Das ferne Grab - Ulrich Völkel

I

Jetzt sitzt sie im Bus. Der wird sie zum Flugplatz bringen. Die Maschine startet in zwei Stunden. Ankunft in Wolgograd: 14.30 Uhr Ortszeit. Dann ist es hier, rechnet sie zurück, eine halbe Stunde nach Mittag.

Wolgograd. An diesen Namen muss sie sich erst gewöhnen. Stalingrad hieß die Stadt. Es ist lange her, dass sie den Namen der fremden Stadt zum ersten Mal gehört hat, fast sechzig Jahre. Damals war sie gerade 25 geworden, als Robert, ihr Mann, ins Feld ging. Ins Feld – als zöge ein Bauer hinaus, um die Ernte einzubringen. Stalingrad. In der Nähe dieser Stadt ist er gefallen, lautete die amtliche Mitteilung, die sie erst sieben Monate später erhielt. Gefallen. Auch so ein verlogenes Wort, als ob er gestolpert und hingefallen wäre. Sein Kamerad, der sie nach dem Krieg besucht hat, hatte gesagt, dass es ein Kopfschuss gewesen sei. Robert habe nicht gelitten, sagte der Kamerad. Es seien sehr viele gefallen, besonders an diesem Tag. Unweit von Stalingrad, das seit einiger Zeit Wolgograd heißt.

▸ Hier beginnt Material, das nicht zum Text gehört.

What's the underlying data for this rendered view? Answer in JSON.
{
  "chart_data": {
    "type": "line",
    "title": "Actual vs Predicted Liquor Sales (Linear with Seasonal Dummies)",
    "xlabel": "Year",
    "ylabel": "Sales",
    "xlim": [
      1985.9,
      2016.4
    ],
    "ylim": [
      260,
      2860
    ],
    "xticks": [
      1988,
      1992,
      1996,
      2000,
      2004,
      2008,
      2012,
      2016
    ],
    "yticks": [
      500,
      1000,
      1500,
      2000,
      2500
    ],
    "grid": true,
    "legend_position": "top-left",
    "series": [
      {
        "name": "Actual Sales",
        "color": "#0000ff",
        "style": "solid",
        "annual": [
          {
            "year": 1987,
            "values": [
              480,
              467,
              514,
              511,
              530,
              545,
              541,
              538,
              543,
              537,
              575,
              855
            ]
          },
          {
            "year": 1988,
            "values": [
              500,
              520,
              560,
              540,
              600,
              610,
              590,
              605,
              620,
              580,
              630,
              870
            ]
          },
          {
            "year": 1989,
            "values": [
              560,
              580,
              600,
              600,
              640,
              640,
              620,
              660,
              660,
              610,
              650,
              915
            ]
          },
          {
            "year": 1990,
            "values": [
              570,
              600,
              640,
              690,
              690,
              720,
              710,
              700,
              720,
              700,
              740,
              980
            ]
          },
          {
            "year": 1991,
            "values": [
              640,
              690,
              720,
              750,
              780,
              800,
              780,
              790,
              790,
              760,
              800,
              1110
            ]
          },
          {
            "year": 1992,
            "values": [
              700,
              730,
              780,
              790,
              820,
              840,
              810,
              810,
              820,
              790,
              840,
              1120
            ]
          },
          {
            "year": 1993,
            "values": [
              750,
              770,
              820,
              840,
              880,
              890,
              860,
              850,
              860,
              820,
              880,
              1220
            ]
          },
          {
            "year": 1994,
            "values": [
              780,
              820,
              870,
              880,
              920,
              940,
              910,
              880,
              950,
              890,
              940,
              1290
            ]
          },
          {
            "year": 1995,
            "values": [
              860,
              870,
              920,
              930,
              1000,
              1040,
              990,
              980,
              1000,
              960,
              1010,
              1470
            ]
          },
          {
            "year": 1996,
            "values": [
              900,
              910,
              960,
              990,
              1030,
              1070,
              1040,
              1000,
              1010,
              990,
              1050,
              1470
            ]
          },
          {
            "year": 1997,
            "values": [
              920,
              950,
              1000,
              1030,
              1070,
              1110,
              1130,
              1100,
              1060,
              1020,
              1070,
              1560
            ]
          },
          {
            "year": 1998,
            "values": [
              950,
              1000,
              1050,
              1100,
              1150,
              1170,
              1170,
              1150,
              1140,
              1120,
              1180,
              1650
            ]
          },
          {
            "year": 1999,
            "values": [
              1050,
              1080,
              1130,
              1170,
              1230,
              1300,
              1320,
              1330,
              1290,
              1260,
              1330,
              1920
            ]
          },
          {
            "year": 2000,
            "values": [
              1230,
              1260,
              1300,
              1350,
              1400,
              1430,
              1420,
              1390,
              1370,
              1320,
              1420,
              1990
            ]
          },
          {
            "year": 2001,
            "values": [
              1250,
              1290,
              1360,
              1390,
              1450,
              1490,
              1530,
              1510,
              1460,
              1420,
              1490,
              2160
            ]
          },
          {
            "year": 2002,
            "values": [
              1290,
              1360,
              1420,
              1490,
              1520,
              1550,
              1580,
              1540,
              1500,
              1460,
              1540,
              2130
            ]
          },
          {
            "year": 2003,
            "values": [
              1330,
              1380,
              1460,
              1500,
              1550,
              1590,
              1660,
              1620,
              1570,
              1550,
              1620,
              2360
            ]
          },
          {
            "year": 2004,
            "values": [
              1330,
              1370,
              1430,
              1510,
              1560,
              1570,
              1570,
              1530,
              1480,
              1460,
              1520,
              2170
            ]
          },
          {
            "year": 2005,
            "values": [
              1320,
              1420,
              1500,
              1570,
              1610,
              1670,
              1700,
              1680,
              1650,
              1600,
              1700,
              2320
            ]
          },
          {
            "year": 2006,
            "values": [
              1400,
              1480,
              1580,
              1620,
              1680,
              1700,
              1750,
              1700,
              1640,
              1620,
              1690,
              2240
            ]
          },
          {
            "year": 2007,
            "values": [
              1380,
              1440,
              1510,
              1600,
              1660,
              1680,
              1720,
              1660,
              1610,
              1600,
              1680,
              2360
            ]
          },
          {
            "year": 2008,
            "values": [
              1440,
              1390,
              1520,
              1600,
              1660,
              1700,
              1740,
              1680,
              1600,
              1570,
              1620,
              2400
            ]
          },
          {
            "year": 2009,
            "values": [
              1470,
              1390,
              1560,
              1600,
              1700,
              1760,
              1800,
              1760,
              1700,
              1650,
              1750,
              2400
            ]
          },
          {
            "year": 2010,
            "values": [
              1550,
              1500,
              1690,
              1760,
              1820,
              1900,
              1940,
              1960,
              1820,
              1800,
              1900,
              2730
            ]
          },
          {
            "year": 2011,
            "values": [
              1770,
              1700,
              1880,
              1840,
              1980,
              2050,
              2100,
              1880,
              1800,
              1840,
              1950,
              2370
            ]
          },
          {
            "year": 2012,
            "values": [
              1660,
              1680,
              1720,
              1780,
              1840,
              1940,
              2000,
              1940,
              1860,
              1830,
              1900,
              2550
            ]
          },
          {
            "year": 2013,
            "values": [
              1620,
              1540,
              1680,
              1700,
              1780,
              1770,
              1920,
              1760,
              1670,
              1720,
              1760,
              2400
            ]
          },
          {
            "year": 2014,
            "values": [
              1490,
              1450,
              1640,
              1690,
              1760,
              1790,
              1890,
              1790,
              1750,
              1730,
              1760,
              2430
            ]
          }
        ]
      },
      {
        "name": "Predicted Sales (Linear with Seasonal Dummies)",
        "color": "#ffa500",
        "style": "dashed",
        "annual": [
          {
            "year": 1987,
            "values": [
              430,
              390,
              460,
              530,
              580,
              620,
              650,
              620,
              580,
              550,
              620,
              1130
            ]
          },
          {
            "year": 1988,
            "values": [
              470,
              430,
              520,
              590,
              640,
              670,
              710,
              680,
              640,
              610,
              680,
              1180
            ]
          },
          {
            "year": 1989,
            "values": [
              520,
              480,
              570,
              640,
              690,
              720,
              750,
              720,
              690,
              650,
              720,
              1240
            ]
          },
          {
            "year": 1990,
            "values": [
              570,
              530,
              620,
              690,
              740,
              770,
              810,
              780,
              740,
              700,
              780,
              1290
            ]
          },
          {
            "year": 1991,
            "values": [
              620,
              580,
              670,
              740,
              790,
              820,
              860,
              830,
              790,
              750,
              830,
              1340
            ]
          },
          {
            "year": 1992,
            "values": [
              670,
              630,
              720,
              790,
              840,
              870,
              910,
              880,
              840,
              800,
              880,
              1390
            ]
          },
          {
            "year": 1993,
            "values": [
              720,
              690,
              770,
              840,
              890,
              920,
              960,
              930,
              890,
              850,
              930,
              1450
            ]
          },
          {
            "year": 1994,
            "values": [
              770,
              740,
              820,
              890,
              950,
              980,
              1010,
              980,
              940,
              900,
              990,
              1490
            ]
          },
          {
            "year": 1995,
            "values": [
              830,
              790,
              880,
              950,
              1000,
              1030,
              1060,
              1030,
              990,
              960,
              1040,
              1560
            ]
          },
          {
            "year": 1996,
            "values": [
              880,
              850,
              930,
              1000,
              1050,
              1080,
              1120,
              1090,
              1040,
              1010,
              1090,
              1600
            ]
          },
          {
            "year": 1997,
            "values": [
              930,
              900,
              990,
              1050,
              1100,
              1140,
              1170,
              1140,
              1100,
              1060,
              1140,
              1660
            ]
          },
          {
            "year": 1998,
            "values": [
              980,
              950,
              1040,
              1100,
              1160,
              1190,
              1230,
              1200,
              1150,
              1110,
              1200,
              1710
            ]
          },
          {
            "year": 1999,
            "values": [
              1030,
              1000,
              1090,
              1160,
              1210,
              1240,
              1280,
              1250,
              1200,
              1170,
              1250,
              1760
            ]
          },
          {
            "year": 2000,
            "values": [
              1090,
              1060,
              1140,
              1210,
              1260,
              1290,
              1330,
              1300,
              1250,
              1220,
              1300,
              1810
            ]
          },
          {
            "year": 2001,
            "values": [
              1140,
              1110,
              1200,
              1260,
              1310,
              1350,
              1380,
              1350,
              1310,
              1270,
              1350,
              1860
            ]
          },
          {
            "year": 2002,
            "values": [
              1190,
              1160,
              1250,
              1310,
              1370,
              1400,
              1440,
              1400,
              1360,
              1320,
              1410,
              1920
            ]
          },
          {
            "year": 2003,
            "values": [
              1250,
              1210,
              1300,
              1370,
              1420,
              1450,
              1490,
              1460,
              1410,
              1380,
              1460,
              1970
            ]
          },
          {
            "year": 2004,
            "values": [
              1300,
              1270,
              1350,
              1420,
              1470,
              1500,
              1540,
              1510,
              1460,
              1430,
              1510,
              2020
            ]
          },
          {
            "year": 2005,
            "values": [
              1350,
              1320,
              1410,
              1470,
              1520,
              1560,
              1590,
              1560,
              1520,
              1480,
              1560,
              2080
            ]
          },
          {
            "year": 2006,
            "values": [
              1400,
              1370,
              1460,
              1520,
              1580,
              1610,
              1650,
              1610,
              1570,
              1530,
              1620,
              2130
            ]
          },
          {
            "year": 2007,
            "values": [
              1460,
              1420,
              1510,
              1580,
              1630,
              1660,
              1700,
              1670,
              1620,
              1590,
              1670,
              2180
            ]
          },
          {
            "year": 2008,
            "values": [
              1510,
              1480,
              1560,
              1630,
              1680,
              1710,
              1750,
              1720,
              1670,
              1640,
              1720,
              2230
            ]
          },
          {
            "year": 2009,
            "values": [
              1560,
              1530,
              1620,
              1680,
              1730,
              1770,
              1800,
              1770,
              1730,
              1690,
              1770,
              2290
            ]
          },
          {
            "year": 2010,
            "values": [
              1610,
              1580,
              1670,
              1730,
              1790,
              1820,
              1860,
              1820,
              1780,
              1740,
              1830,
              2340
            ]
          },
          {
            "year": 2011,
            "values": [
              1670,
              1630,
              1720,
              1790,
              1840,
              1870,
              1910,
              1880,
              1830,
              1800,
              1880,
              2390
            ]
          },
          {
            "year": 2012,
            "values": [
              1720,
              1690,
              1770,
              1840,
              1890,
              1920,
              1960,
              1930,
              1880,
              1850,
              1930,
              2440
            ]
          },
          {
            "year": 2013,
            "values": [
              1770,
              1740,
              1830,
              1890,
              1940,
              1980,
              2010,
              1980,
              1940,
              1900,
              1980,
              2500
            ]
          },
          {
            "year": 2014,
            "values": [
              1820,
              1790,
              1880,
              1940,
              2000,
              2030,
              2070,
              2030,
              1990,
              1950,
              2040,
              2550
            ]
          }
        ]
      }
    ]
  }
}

Die Nervosität der letzten Wochen hat sich gelegt. Das erstaunt sie. Müsste sie nicht von Stunde zu Stunde aufgeregter sein, reist sie doch in dieses fremde Land, in diese fremde Stadt, in deren Nähe der große Soldatenfriedhof angelegt worden ist? Fast ein Leben lang ist das alles her. Und immer war noch die geradezu unsinnige Hoffnung, dass Robert vielleicht doch nicht gefallen sei; verwundet womöglich und in irgendeinem russischen Dorf gesund gepflegt worden von einer Frau, deren Mann Soldat gewesen war auf der anderen Seite der Front. Man hatte solche Geschichten schon gehört: Schwer verwundeter deutscher Soldat wachte nach langer Zeit aus seiner Bewusstlosigkeit auf und hatte alles vergessen. Und ist in diesem Dorf geblieben, erinnerungslos, ein Russe geworden. Das soll es wirklich gegeben haben.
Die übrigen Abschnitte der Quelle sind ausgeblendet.